Module 37: Antisocial Relations - Prejudice and Aggression

Prejudice: Racial and Ethnic

  • Americans' racial attitudes have changed significantly in the last half-century.
    • Support for interracial marriage between blacks and whites increased from 4% in 1959 to 87% in 2013.
  • Data indicates a decline in extreme poverty, illiteracy, war, violent crime, racism, sexism, homophobia, domestic violence, disease, and lethal accidents.
  • Colorism exists among Black and Hispanic people, as well as in India and East Asian cultures, where those with darker skin tones face greater prejudice and discrimination.
  • Criminal stereotypes can influence perceptions, with individuals being more likely to misperceive a tool as a gun when preceded by a Black face compared to a White face.

Gender Prejudice and Attitudes

  • Attitudes often follow legislated behavior. For example, support for same-sex marriage increased in US states where it became legal.

Roots of Prejudice: Social, Emotional, and Cognitive

  • Evolutionarily, humans are predisposed to make instant judgments about strangers, distinguishing between friend and foe, which can lead to prejudice.
  • The urge to distinguish enemies from friends and to dehumanize those not like us predisposes prejudice against strangers.
  • Examples include instances where individuals of Asian descent were blamed for the spread of a virus and told to go back to China.
  • Misfortunes of others can be perceived as funny, as indicated by a Japanese saying.

Cognitive Shortcuts and Social Identity

  • People tend to prejudge others based on group membership, which can result in positive or negative evaluations.
  • Positive prejudice involves a positive evaluation in favor of someone within one's own group, while negative prejudice involves a negative evaluation of someone in a different group, often leading to discrimination.
  • Social psychologists discuss groups in terms of in-groups (us) and out-groups (them).
  • In-group members are viewed as diverse, whereas out-group members are perceived as all alike.
  • Groups serve positive functions such as providing protection and solving problems, but they can also lead to prejudice.
  • Prejudice is an unjustified, often negative attitude, while stereotyping involves generalizations (often overgeneralizations) about members of a particular group.
  • Stereotypes can be positive, such as viewing the elderly as wise or certain ethnic groups as pro-family.
  • The Robbers Cave experiment (Muzaffar Sharif, 1954) demonstrated how easily prejudice can arise between groups.
    • 22 Oklahoma boys were divided into two groups at a boy scout camp, and competitions fostered hostility between the groups.
    • Intergroup hostility was alleviated by presenting challenges that required both groups to work together, such as getting a stalled truck out of the mud.

Explicit vs.
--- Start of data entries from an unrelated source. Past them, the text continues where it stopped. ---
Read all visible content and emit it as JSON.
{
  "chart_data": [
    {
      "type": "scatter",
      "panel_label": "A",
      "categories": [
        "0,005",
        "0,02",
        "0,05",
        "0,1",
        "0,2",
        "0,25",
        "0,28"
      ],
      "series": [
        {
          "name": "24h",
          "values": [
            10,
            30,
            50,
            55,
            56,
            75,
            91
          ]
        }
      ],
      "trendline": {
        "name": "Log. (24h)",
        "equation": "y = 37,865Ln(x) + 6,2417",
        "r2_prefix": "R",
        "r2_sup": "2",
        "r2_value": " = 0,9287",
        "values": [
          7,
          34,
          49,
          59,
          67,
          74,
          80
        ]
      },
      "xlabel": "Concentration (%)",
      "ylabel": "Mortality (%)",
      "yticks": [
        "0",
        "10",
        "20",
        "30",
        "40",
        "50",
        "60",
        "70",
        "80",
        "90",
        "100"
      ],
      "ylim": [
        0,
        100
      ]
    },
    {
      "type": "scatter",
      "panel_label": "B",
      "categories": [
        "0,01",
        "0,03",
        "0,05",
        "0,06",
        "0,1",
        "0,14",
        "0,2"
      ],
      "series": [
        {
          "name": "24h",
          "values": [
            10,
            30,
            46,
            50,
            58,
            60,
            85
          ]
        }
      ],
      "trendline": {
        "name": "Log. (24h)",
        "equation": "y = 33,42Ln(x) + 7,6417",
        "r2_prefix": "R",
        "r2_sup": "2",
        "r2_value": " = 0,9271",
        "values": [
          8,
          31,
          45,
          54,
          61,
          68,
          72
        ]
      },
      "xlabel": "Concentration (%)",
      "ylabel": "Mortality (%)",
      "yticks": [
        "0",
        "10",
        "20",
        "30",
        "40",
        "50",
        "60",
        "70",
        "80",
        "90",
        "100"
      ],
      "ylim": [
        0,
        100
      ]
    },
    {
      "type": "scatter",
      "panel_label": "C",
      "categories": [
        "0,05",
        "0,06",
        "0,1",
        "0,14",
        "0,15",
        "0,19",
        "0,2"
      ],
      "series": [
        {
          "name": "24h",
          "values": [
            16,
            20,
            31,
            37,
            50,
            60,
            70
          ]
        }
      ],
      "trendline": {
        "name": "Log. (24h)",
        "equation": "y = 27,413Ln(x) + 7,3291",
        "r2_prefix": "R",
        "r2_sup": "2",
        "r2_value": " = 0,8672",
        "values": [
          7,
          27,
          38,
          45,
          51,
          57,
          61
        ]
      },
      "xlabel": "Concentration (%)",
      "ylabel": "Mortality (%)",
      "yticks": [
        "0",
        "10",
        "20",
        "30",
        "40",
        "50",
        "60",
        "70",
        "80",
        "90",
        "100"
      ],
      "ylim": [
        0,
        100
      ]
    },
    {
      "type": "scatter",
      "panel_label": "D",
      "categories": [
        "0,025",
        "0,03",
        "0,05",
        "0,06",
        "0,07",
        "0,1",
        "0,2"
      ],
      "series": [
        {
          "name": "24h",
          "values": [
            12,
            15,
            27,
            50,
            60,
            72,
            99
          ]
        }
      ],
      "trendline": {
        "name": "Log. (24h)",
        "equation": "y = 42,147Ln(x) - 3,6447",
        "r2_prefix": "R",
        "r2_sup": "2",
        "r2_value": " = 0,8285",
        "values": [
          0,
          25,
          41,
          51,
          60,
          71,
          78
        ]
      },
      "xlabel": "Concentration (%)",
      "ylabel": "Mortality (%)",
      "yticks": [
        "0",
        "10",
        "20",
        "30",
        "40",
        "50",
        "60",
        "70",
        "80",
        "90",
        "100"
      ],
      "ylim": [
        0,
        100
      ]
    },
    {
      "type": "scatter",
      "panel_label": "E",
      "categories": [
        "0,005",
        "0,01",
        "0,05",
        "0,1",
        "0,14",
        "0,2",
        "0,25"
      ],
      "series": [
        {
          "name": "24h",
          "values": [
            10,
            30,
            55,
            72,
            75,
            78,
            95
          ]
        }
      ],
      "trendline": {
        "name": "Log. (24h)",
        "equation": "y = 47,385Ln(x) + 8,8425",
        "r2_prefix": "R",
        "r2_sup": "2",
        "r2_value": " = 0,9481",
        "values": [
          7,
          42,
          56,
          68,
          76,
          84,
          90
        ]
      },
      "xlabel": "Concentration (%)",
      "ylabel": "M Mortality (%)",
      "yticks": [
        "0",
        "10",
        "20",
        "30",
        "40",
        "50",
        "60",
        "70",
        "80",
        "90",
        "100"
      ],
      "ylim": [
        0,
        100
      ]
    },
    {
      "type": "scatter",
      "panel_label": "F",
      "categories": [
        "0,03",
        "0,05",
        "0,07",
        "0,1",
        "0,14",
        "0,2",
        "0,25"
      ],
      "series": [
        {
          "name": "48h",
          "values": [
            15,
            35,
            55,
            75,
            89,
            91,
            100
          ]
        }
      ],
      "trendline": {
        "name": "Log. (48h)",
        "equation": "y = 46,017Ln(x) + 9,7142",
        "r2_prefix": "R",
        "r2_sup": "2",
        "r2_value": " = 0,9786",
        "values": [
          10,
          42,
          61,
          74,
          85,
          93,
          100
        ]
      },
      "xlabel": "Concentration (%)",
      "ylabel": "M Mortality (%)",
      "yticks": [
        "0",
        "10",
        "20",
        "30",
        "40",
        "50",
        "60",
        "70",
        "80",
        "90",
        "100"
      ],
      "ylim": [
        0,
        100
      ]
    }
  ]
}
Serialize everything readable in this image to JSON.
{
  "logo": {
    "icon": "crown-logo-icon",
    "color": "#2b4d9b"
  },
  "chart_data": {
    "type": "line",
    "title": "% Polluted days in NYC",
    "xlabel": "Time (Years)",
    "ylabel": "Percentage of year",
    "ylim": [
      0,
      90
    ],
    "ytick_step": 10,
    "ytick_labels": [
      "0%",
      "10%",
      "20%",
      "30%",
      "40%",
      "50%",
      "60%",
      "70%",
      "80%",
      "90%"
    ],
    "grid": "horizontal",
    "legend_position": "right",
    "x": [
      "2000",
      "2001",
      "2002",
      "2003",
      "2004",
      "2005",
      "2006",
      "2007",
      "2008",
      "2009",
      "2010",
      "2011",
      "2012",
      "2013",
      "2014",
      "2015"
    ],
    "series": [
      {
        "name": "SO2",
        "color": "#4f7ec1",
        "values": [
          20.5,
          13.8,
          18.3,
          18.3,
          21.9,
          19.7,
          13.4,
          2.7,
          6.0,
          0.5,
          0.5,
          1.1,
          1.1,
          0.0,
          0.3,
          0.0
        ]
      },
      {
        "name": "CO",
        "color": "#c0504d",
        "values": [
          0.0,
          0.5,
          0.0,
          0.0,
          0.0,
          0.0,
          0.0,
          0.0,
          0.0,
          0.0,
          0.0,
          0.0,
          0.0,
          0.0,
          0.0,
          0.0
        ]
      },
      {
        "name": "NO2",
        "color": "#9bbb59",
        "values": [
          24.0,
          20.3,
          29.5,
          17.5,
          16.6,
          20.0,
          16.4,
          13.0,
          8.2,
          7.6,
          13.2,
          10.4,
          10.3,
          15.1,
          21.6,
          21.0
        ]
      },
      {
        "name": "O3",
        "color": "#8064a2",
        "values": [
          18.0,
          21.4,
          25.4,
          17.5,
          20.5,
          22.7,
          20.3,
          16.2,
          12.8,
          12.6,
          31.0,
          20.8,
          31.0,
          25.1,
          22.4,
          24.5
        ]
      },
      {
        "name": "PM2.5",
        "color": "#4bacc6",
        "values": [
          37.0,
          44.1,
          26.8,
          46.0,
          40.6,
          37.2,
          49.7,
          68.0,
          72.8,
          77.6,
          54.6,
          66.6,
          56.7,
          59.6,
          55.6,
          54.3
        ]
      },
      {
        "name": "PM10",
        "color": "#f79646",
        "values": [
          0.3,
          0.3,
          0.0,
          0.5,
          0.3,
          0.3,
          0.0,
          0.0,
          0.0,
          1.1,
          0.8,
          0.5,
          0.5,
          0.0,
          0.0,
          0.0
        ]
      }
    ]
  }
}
Implicit Prejudice

  • Prejudice exists at both conscious (explicit) and unconscious (implicit) levels.
  • It is a challenge to address implicit forms of prejudice, which individuals may not be aware of.
  • Researchers use instruments to measure conscious and unconscious attitudes, revealing that people often operate on autopilot.
  • Consciousness can sometimes override automatic attitudes and prejudices.
  • Automatic associations between race and violence can influence perceptions, such as whether someone is seen as holding a gun or a wrench in the dark.
  • Reducing prejudice is essential, and individuals can monitor their feelings and actions, replace old habits with new ones, and seek out new friendships.
  • People are inclined to see the way things are as the way they ought to be.
  • System justification tends to preserve existing policies, even after major social changes are legislated.

Aggression: Correlation with Gun Ownership

  • Individuals who keep a gun in the home are twice as likely to be murdered and three times as likely to die by suicide (Anglomir et al, 2014).
  • States and countries with high gun ownership rates tend to have high gun death rates (BPC, 2016).
  • More guns correlate with more violence and aggression.

Biological Influences on Aggression

  • Animals can be bred for aggressiveness.
  • Genes play a role in aggression, as indicated by human twin studies (Miles and Carrie, 1997; Rome et al, 1999).
  • Damage to the impulse-controlling frontal lobes can increase the likelihood of aggression (Amin et al, 1996; Davidson et al, 2000; Rain, 2013).

Alcohol and Aggression

  • Thinking one has consumed alcohol can increase aggression (Bedou et al, 2009).
  • Unknowingly ingesting alcohol can also increase aggression.
  • Alcohol affects aggression both biologically and psychologically (Bushman, 1993; Edou et al, 1996).

Psychological and Social-Cultural Factors in Aggression

  • Aversive events can trigger aggressive behavior (Berkowitz, 1983, 2012).
  • Exposure to violent video game content and violent media can increase aggression.
  • Researchers have different opinions on the impact of violent video games on aggression.
  • Violent video games may be one contributing factor to social violence (APA, 2019; Mother and Vanderwheel, 2019).